Transcatheter aortic valve implantation has emerged as an alternative to AVR in high-risk patients with AS. However, no specific data exist on the results of TAVI in patients with a small aortic annulus. So far, only a few small series (43-47) have described the incidence of PPM after TAVI, and little is known about its impact on LV performance and clinical outcomes in these patients.

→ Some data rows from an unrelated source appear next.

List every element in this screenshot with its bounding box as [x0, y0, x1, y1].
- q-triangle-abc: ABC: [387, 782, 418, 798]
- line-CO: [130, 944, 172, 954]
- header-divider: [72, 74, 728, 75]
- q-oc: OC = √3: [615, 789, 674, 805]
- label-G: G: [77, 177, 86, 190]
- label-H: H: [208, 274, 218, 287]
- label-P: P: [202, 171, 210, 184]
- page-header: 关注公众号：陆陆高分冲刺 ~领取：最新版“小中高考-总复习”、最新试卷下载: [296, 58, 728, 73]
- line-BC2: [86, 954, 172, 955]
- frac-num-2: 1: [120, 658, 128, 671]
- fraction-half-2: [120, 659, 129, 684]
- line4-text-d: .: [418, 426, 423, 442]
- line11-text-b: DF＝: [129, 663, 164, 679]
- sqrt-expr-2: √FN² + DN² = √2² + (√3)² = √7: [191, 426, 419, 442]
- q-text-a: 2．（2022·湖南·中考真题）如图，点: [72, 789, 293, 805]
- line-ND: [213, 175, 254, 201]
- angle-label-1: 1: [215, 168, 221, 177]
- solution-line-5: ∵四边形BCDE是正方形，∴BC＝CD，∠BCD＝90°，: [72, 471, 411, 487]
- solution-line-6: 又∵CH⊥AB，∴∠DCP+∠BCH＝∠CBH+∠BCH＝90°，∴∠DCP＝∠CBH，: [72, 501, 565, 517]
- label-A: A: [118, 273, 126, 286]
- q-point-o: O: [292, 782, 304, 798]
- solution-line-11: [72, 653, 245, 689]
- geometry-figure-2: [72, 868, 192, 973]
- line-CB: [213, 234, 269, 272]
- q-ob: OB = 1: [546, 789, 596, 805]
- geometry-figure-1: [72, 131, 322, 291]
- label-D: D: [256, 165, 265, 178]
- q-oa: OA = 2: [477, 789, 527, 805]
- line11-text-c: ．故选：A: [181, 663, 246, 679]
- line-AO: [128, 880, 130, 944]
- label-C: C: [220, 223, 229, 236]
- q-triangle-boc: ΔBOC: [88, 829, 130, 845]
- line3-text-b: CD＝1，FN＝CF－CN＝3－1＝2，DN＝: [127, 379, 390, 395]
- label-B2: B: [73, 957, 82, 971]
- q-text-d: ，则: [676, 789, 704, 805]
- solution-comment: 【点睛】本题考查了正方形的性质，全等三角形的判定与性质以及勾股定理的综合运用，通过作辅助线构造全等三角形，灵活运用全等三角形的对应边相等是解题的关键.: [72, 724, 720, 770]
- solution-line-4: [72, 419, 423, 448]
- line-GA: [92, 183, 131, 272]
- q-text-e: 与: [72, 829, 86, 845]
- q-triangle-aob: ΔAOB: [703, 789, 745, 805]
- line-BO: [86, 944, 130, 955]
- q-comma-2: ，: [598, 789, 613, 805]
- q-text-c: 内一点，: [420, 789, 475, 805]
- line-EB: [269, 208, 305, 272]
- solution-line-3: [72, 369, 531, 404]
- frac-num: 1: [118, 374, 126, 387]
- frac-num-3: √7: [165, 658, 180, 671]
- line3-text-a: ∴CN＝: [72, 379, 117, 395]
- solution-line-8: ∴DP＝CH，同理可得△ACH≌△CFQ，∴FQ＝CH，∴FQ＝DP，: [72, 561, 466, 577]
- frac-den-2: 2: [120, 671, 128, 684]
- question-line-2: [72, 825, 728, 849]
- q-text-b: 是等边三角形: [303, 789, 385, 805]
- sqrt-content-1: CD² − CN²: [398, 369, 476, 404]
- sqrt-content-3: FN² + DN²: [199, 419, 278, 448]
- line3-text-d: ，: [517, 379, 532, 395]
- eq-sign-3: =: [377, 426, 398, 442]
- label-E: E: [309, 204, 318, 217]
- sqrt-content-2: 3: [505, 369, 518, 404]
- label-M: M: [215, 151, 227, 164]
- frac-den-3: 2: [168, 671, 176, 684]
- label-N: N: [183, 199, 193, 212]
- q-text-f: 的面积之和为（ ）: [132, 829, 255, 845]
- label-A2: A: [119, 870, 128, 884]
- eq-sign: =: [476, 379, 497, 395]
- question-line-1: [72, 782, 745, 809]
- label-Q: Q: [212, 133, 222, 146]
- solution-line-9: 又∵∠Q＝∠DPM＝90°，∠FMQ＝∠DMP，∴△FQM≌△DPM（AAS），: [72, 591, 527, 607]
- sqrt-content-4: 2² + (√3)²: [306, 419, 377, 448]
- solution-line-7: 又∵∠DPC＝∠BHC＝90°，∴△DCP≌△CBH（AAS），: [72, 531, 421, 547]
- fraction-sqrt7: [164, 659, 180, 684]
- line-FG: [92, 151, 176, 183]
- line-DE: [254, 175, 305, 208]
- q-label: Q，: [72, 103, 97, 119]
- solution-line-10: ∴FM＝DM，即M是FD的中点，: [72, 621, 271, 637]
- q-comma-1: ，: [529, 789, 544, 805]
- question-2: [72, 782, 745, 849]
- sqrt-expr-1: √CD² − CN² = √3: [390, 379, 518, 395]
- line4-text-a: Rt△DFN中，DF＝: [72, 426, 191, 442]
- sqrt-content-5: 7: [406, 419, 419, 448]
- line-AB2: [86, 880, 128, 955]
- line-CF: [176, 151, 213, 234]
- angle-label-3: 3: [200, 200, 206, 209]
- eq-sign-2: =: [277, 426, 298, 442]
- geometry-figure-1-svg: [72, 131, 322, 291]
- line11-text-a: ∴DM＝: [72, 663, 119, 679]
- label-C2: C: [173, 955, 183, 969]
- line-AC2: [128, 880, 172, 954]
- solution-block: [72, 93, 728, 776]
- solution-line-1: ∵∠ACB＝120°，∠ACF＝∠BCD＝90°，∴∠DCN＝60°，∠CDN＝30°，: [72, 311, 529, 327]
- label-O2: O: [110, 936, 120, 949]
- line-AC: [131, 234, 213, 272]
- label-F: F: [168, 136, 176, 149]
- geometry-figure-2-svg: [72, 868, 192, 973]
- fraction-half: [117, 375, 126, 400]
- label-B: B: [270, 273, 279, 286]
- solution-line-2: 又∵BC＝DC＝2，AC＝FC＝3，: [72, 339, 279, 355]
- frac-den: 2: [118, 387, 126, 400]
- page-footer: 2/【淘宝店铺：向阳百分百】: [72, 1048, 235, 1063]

Incidence of PPM in patients undergoing TAVI
The present observation demonstrates that PPM is rather common and occurred in 18% to 20% of patients undergoing TAVI with balloon-expandable valves and between 30% to 40% using self-expandable valves. This difference can be partially explained by the fact that only one size of the device (26 mm, the smallest) was available at the time of TAVI in one-fourth of the patients (27%) in the reported series (45). In addition, the differences in prosthesis design may play a role. The Edwards SAPIEN valve is a trileaflet valve mounted on a balloon-expandable stainless stent frame that is 14.5 mm or 16 mm in height (for the 23- or 26-mm valve, respectively) and is implanted intra-annularly. Conversely, the CoreValve (designed for supra-annular implantation) has a longer frame of 53 or 55 mm (for the 26- or 29-mm device, respectively), with the lower third sitting within the LVOT.
Hemodynamic impact of PPM
Ewe in 2011 demonstrated that patients with PPM have less favorable changes post-TAVI compared with patients without PPM (45), displaying higher transvalvular gradients, limited LV mass regression and LA volume reduction, and persistently elevated LV filling pressures. The effective orifice area of the valve is higher in patients without PPM than in patients with PPM. Finally, more patients reported a lack of clinical improvement in the group with PPM.

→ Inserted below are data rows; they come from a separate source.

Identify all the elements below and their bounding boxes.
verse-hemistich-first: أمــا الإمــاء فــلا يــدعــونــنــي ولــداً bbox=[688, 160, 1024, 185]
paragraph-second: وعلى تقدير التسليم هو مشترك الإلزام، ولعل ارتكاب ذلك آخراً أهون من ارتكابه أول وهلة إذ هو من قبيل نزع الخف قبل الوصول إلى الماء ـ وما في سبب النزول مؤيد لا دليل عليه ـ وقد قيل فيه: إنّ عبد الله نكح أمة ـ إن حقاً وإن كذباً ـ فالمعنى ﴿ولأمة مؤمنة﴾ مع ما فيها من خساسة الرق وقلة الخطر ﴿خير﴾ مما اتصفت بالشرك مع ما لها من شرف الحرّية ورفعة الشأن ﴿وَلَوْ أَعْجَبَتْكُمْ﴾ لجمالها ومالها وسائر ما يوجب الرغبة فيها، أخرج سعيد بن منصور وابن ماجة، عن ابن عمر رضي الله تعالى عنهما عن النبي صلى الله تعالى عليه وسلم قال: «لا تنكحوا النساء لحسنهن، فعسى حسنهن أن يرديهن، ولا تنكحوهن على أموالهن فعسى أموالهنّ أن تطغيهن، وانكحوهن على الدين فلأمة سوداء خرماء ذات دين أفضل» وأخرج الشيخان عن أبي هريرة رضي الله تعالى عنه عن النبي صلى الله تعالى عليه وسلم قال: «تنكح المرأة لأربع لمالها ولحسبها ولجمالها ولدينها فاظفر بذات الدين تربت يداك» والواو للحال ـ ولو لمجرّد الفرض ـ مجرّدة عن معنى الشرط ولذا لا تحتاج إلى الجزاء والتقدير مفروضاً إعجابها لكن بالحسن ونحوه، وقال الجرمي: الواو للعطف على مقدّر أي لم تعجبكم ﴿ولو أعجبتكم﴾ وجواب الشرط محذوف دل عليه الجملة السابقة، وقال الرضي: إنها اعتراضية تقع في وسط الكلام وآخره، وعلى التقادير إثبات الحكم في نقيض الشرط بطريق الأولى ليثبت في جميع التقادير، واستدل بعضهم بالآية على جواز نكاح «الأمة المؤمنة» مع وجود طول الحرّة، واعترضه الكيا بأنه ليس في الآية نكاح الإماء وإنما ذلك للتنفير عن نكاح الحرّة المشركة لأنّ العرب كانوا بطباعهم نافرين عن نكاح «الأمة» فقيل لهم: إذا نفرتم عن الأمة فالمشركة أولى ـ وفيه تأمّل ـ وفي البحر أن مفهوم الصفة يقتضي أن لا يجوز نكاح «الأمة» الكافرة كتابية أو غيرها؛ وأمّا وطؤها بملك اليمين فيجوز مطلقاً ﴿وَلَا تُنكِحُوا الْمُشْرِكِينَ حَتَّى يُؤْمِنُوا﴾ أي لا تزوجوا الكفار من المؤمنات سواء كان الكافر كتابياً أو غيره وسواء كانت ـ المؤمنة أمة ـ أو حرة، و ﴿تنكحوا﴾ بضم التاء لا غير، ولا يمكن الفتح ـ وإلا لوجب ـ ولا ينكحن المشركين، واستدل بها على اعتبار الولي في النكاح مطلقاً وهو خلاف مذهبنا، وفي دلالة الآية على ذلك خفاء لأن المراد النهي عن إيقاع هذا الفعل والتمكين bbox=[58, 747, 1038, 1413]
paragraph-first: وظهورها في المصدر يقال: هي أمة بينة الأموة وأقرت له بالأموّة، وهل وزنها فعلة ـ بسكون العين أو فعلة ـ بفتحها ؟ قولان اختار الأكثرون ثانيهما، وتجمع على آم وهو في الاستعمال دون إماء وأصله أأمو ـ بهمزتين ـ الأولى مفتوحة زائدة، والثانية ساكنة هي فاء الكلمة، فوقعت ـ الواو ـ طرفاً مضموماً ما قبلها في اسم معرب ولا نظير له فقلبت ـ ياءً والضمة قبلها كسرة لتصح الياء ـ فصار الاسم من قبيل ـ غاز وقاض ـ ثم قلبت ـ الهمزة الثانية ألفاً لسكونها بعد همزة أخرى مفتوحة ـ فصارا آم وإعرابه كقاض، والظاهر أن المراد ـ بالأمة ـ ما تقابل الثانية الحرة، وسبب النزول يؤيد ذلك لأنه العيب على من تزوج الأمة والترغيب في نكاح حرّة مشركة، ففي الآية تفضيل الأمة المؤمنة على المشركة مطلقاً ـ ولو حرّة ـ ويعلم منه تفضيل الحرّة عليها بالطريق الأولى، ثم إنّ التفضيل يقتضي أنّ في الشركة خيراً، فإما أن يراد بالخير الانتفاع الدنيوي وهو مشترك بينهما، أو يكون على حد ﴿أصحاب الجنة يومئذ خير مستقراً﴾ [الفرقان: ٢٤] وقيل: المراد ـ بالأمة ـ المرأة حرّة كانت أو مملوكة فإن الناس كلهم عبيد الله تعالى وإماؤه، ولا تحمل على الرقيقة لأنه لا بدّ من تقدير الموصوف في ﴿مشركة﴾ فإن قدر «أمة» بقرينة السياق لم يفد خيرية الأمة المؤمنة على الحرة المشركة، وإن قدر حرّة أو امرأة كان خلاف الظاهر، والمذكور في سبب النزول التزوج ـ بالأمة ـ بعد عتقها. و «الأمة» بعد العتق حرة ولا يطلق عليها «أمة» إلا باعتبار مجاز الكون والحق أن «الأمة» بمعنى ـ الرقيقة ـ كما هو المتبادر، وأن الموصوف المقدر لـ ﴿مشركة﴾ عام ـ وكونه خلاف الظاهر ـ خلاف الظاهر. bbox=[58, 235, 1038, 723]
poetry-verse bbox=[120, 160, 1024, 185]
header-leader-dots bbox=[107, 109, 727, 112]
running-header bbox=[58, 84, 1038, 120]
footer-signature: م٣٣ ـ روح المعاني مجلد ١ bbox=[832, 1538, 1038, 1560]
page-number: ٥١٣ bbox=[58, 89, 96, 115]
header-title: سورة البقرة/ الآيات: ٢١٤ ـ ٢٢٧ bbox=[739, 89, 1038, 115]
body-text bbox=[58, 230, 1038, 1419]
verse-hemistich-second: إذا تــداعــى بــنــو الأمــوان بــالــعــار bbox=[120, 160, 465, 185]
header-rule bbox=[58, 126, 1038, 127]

Experimental work on resection
Our team has published experimental work on transapical aortic valve resection in fresh cadavers (46). Resection was successful in 14/15 (93%) cadavers. The mean annulus diameter of aortic specimens measured by probe insertion was 24.2±1.9 mm. The mean resected area diameter measured by probe insertion was 20.0±0.5 mm.

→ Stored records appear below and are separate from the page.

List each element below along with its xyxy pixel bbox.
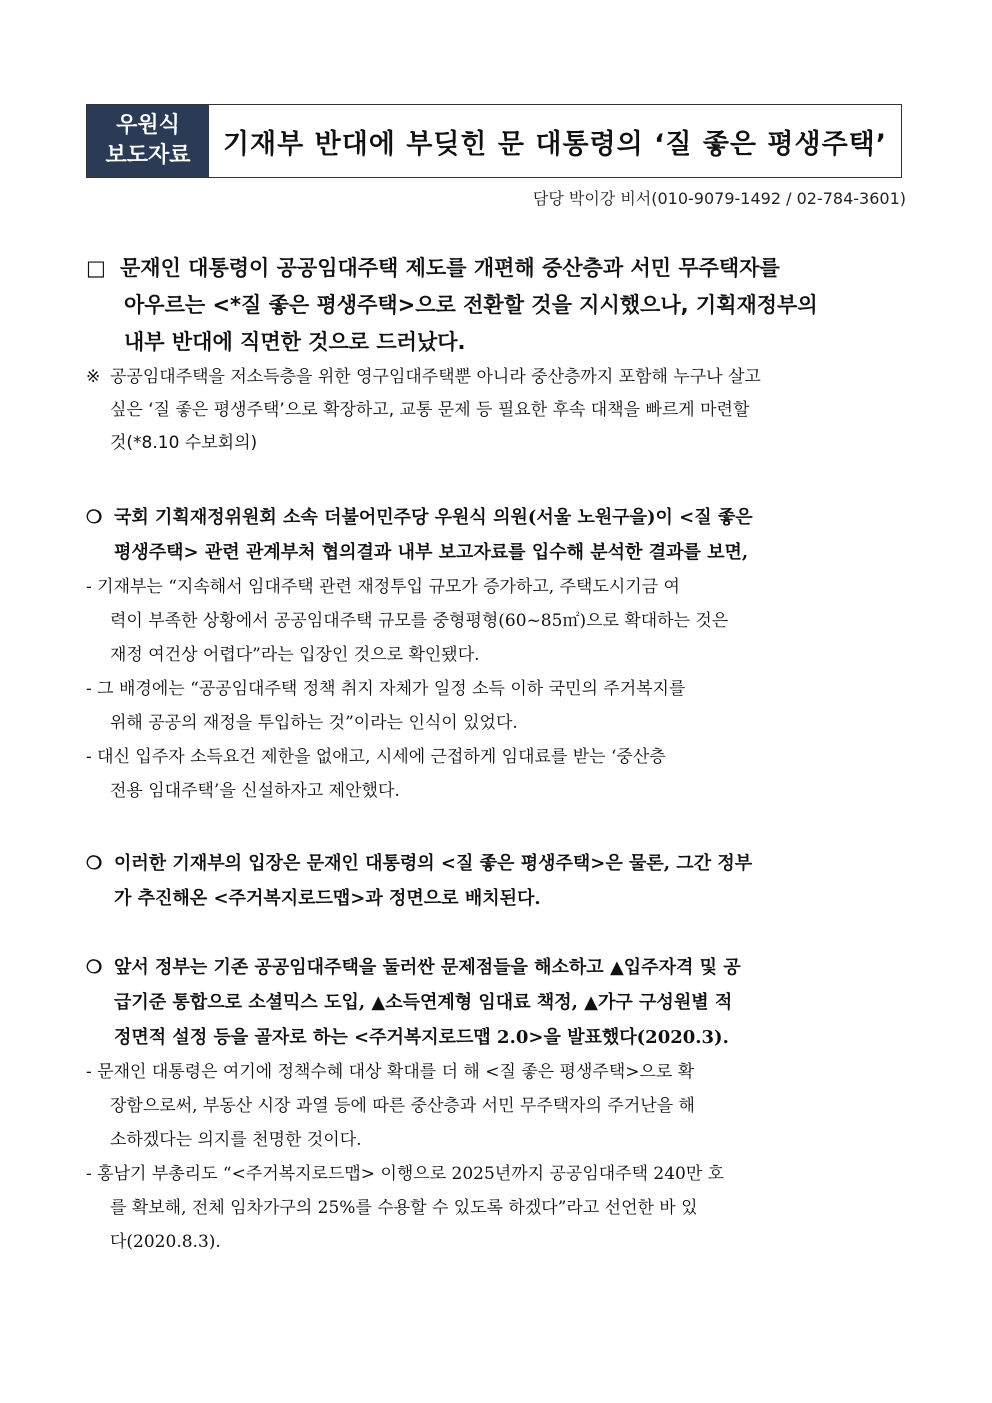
press-release-badge [87,105,209,177]
list-item-line: 력이 부족한 상황에서 공공임대주택 규모를 중형평형(60~85㎡)으로 확대하는 것은 [110,611,729,631]
list-item-line: 장함으로써, 부동산 시장 과열 등에 따른 중산층과 서민 무주택자의 주거난을 해 [110,1096,695,1116]
list-item [86,672,906,740]
list-item-line: 다(2020.8.3). [110,1232,221,1252]
badge-line-1: 우원식 [116,113,180,138]
note-line: 것(*8.10 수보회의) [110,433,258,453]
bullet-marker: ❍ [86,853,103,874]
lead-line: 문재인 대통령이 공공임대주택 제도를 개편해 중산층과 서민 무주택자를 [120,256,780,280]
list-item-line: - 홍남기 부총리도 “<주거복지로드맵> 이행으로 2025년까지 공공임대주택 240만 호 [86,1164,725,1184]
section-1 [86,500,906,808]
bullet-marker: ❍ [86,507,103,528]
section-heading-line: 국회 기획재정위원회 소속 더불어민주당 우원식 의원(서울 노원구을)이 <질 좋은 [114,507,753,528]
lead-marker: □ [86,256,106,280]
list-item [86,740,906,808]
list-item-line: - 대신 입주자 소득요건 제한을 없애고, 시세에 근접하게 임대료를 받는 ‘중산층 [86,747,666,767]
list-item-line: 를 확보해, 전체 임차가구의 25%를 수용할 수 있도록 하겠다”라고 선언한 바 있 [110,1198,698,1218]
list-item-line: 전용 임대주택’을 신설하자고 제안했다. [110,781,400,801]
section-heading-line: 이러한 기재부의 입장은 문재인 대통령의 <질 좋은 평생주택>은 물론, 그간 정부 [114,853,753,874]
section-heading-line: 평생주택> 관련 관계부처 협의결과 내부 보고자료를 입수해 분석한 결과를 보면, [114,542,749,563]
page-title: 기재부 반대에 부딪힌 문 대통령의 ‘질 좋은 평생주택’ [222,128,888,160]
header-box [86,104,902,178]
note-line: 싶은 ‘질 좋은 평생주택’으로 확장하고, 교통 문제 등 필요한 후속 대책을 빠르게 마련할 [110,400,750,420]
list-item-line: - 문재인 대통령은 여기에 정책수혜 대상 확대를 더 해 <질 좋은 평생주택>으로 확 [86,1062,695,1082]
note-paragraph [86,361,906,460]
section-heading-line: 가 추진해온 <주거복지로드맵>과 정면으로 배치된다. [114,888,541,909]
list-item-line: 재정 여건상 어렵다”라는 입장인 것으로 확인됐다. [110,645,480,665]
list-item-line: 위해 공공의 재정을 투입하는 것”이라는 인식이 있었다. [110,713,518,733]
list-item-line: - 그 배경에는 “공공임대주택 정책 취지 자체가 일정 소득 이하 국민의 주거복지를 [86,679,686,699]
lead-line: 내부 반대에 직면한 것으로 드러났다. [124,330,466,354]
section-heading-line: 급기준 통합으로 소셜믹스 도입, ▲소득연계형 임대료 책정, ▲가구 구성원별 적 [114,992,733,1013]
lead-paragraph [86,250,906,361]
note-marker: ※ [86,367,101,387]
list-item-line: - 기재부는 “지속해서 임대주택 관련 재정투입 규모가 증가하고, 주택도시기금 여 [86,577,680,597]
list-item [86,1055,906,1157]
lead-line: 아우르는 <*질 좋은 평생주택>으로 전환할 것을 지시했으나, 기획재정부의 [124,293,818,317]
contact-info: 담당 박이강 비서(010-9079-1492 / 02-784-3601) [532,189,906,208]
bullet-marker: ❍ [86,957,103,978]
badge-line-2: 보도자료 [105,143,191,168]
section-heading-line: 앞서 정부는 기존 공공임대주택을 둘러싼 문제점들을 해소하고 ▲입주자격 및 공 [114,957,741,978]
section-heading-line: 정면적 설정 등을 골자로 하는 <주거복지로드맵 2.0>을 발표했다(2020.3). [114,1027,729,1048]
list-item-line: 소하겠다는 의지를 천명한 것이다. [110,1130,362,1150]
section-3 [86,950,906,1259]
list-item [86,1157,906,1259]
note-line: 공공임대주택을 저소득층을 위한 영구임대주택뿐 아니라 중산층까지 포함해 누구나 살고 [110,367,761,387]
section-2 [86,846,906,916]
list-item [86,570,906,672]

We believe that this novel device will be very useful to decrease the amount of calcium before implantation of the endovalve by transapical approach. This will lead to a decrease in the rate of paravalvular leak, AV block, coronary occlusion and even the rate of late cerebral embolisation.
Conclusions
We believe that in the near future, all aortic valves will be replaced after careful resection of the native diseased leaflets using transcatheter-based technology. The adoption of TAVI or any other technology will be driven by the following factors: user-friendliness, teachability, validation of clinical benefit, patient preference, regulation and reimbursement. Regarding patient preference, patients almost always choose the less invasive approach even if it is less effective. If a less-invasive therapy is not inferior compared to a more invasive conventional procedure, then it is superior.
Cardiothoracic surgery is a fantastic specialty and cardiothoracic surgeons are uniquely qualified to be able to use multiple technologies to solve complex cardiac problems including percutaneous valve replacement technologies. We believe that endovalve resection before TAVI would improve already favorable outcomes in a group of some of the sickest patients and thus truly make differences in peoples lives.
Acknowledgements
Disclosure: The authors declare no conflict of interest.